モット伯は“波濤”を二つ名に持つ優秀なメイジだ。
水メイジだからと言って医療専門ではなく、それなりの戦闘もこなせる。
「私から、“また”サイトを奪うの……?」
その彼が、
「そんなことが、許されると思っているの……?」
為す術なく、
「……答えなさい、サイトは何処?」
杖を胸に突きつけられた。
今モット伯が理解できることは、先ほどテーブルを消し炭にした魔法をルイズがいつでも放てる状態だということだ。
タラリ、と背中に汗が伝う。
失言は即破滅に繋がるが、ことここに至ってもモット伯には貴族としての思考が根強いせいか何が失言なのかわかっていなかった。

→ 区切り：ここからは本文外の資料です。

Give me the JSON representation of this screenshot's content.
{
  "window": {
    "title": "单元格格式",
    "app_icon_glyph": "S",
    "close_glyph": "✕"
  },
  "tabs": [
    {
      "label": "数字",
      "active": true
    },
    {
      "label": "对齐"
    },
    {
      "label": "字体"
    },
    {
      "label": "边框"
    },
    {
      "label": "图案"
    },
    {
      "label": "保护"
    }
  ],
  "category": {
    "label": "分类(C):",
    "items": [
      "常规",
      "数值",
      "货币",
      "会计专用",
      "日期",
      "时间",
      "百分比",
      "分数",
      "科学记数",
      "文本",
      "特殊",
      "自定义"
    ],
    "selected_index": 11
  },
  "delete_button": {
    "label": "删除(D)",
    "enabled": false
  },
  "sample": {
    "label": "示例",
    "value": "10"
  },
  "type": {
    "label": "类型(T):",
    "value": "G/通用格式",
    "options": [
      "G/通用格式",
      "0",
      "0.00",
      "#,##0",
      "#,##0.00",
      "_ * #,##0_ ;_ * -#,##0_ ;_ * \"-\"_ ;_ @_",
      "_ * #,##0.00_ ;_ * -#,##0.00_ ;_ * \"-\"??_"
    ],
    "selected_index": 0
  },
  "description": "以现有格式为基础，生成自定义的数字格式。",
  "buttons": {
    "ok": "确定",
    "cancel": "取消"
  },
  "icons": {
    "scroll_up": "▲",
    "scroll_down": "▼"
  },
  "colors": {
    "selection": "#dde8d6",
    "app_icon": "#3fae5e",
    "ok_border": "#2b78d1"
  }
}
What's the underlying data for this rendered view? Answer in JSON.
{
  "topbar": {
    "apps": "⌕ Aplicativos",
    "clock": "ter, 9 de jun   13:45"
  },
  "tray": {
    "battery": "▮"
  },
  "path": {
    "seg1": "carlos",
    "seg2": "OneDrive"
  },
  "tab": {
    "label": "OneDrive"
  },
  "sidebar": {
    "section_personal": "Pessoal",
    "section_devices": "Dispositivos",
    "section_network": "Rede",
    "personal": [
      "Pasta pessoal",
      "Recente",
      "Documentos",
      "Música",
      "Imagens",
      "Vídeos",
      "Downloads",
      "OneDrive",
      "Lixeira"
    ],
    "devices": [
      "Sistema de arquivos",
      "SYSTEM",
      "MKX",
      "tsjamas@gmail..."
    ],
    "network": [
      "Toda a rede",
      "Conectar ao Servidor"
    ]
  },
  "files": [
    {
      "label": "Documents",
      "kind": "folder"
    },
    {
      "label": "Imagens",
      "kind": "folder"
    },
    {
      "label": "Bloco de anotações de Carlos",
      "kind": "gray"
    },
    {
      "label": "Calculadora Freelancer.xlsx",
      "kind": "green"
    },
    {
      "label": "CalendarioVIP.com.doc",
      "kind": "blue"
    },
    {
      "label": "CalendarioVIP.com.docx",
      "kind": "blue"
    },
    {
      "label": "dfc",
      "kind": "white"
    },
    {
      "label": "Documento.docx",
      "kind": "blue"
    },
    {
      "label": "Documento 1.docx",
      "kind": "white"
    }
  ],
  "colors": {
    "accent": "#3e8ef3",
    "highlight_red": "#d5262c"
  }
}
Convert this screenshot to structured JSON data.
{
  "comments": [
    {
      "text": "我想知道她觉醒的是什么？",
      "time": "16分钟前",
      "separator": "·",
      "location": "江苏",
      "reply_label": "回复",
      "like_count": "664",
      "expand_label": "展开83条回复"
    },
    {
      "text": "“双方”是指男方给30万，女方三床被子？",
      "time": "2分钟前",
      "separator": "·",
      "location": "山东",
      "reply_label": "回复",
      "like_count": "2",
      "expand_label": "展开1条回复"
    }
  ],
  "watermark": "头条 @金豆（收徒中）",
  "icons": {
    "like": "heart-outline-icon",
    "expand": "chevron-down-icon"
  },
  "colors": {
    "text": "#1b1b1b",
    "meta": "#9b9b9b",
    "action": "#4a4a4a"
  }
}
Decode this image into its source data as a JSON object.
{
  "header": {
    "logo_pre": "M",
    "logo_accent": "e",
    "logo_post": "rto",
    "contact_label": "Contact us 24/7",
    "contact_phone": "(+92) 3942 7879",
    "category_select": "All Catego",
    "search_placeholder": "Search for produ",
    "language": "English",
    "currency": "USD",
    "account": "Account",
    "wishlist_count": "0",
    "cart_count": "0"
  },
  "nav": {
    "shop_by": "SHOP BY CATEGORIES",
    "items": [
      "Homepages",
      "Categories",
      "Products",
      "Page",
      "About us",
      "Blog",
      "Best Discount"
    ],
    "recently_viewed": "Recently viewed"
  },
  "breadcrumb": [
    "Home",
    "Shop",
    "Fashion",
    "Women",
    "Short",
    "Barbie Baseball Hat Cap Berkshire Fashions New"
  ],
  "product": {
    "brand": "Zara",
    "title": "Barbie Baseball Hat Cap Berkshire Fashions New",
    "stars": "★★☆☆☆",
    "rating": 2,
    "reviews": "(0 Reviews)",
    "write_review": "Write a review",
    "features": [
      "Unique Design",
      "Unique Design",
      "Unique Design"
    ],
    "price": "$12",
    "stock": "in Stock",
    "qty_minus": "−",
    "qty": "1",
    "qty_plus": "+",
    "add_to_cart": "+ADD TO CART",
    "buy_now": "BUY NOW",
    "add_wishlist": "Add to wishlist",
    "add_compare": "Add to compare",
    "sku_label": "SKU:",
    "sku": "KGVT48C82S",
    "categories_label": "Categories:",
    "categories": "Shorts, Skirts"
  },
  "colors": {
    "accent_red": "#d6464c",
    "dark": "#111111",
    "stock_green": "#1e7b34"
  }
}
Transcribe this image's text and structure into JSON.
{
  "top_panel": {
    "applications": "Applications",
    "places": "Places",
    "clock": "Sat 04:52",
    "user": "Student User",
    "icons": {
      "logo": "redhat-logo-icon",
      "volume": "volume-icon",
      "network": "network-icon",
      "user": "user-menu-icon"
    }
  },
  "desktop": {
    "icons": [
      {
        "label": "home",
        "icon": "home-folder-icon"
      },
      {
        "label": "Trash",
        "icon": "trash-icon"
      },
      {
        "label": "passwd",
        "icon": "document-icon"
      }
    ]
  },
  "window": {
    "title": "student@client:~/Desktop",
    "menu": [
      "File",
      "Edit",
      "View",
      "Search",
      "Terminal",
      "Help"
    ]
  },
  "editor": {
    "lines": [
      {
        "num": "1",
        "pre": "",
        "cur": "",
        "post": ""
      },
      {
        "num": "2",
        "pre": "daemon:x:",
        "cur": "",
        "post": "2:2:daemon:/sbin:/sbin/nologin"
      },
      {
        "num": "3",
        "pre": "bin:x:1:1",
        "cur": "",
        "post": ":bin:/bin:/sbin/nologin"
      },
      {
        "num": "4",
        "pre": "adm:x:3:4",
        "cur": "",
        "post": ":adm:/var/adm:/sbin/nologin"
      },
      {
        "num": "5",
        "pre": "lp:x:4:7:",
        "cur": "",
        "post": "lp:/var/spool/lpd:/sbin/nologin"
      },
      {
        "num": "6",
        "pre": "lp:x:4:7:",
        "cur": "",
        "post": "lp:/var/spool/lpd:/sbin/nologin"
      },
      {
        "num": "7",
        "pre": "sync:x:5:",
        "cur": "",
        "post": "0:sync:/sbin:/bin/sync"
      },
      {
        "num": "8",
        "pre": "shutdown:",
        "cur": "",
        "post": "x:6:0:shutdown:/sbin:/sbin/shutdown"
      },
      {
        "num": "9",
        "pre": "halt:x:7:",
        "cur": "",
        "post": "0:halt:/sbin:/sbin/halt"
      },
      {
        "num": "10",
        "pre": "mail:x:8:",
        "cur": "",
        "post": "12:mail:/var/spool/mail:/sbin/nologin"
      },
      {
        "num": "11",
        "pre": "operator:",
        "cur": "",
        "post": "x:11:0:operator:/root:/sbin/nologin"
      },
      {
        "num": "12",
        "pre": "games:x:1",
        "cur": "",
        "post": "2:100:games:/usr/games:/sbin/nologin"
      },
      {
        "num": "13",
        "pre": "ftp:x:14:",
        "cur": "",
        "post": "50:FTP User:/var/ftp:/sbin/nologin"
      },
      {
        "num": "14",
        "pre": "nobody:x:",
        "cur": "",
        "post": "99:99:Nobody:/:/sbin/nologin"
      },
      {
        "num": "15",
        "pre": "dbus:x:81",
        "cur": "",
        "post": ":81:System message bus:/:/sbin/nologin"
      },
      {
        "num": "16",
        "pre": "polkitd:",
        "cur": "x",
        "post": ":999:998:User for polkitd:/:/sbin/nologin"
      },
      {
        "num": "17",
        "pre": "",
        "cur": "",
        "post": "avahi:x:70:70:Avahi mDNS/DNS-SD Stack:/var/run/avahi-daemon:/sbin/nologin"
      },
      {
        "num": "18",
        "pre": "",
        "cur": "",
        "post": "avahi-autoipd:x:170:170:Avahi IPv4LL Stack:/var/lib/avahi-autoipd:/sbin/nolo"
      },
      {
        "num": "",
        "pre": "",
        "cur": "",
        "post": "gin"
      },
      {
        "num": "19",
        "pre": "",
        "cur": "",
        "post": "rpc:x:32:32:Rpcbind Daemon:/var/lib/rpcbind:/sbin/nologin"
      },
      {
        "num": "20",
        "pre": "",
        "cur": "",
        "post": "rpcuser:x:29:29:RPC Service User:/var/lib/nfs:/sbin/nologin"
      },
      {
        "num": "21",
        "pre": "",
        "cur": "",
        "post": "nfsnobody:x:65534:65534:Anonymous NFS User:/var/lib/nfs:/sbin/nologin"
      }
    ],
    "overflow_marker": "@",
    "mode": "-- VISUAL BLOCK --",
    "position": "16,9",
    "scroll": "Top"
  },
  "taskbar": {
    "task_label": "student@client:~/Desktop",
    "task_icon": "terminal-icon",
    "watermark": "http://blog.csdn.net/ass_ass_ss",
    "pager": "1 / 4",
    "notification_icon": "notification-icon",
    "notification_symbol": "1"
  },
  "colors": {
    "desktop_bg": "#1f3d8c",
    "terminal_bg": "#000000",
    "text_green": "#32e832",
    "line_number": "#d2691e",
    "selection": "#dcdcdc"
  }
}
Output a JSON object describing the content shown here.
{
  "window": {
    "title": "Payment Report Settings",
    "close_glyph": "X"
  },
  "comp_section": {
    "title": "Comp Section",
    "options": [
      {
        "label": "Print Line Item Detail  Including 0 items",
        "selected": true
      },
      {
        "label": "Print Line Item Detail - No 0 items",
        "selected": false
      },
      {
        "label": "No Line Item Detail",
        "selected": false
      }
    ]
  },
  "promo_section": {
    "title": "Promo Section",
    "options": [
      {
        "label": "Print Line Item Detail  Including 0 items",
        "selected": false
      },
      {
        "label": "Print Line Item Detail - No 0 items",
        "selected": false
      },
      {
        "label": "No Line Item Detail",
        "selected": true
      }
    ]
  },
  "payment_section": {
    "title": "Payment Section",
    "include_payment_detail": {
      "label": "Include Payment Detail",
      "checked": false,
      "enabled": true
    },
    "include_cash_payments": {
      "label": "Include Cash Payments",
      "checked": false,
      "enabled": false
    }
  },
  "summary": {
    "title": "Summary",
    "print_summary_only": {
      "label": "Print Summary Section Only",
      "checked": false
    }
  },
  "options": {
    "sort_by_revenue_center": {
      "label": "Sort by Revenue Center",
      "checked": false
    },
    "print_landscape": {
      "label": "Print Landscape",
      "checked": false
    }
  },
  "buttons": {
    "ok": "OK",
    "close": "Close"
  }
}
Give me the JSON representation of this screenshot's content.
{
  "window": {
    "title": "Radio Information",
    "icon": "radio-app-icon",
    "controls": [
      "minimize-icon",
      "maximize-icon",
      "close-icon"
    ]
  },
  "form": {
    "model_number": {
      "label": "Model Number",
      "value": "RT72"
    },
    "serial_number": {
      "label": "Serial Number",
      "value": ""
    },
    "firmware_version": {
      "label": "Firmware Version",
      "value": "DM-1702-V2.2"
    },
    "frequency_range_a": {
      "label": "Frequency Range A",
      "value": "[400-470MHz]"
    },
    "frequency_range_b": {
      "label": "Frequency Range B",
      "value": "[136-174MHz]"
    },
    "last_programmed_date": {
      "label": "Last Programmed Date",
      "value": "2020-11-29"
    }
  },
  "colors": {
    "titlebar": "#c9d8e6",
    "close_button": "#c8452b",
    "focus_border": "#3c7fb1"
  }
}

「し、知らんよ、私は君の為を思って最善を尽くしただけなのだ、さぁ、その杖を置いて。ちゃんと優雅に話をしようじゃないか」
ポン、とモット伯はルイズの小さい両肩に手を置き、
「っ!! サイト以外の人間が気安く私に触らないで!!」
ルイズはモット伯お気に入りのその細い足を振り上げた。
「はぅ!?」
モット伯は足を内股にしてその場に座り込む。
モット伯の性別が危ぶまれた瞬間だった。
ルイズは醜いものでも見るような目でモット伯を一瞥すると、そのまま駆け出していた。
本当ならあの男にもっと鉄槌を下したい気持ちもあったが、それよりなにより今はサイトである。
彼の無事をこの目で確認しない事には、他の余分な事などに意識を割けなかった。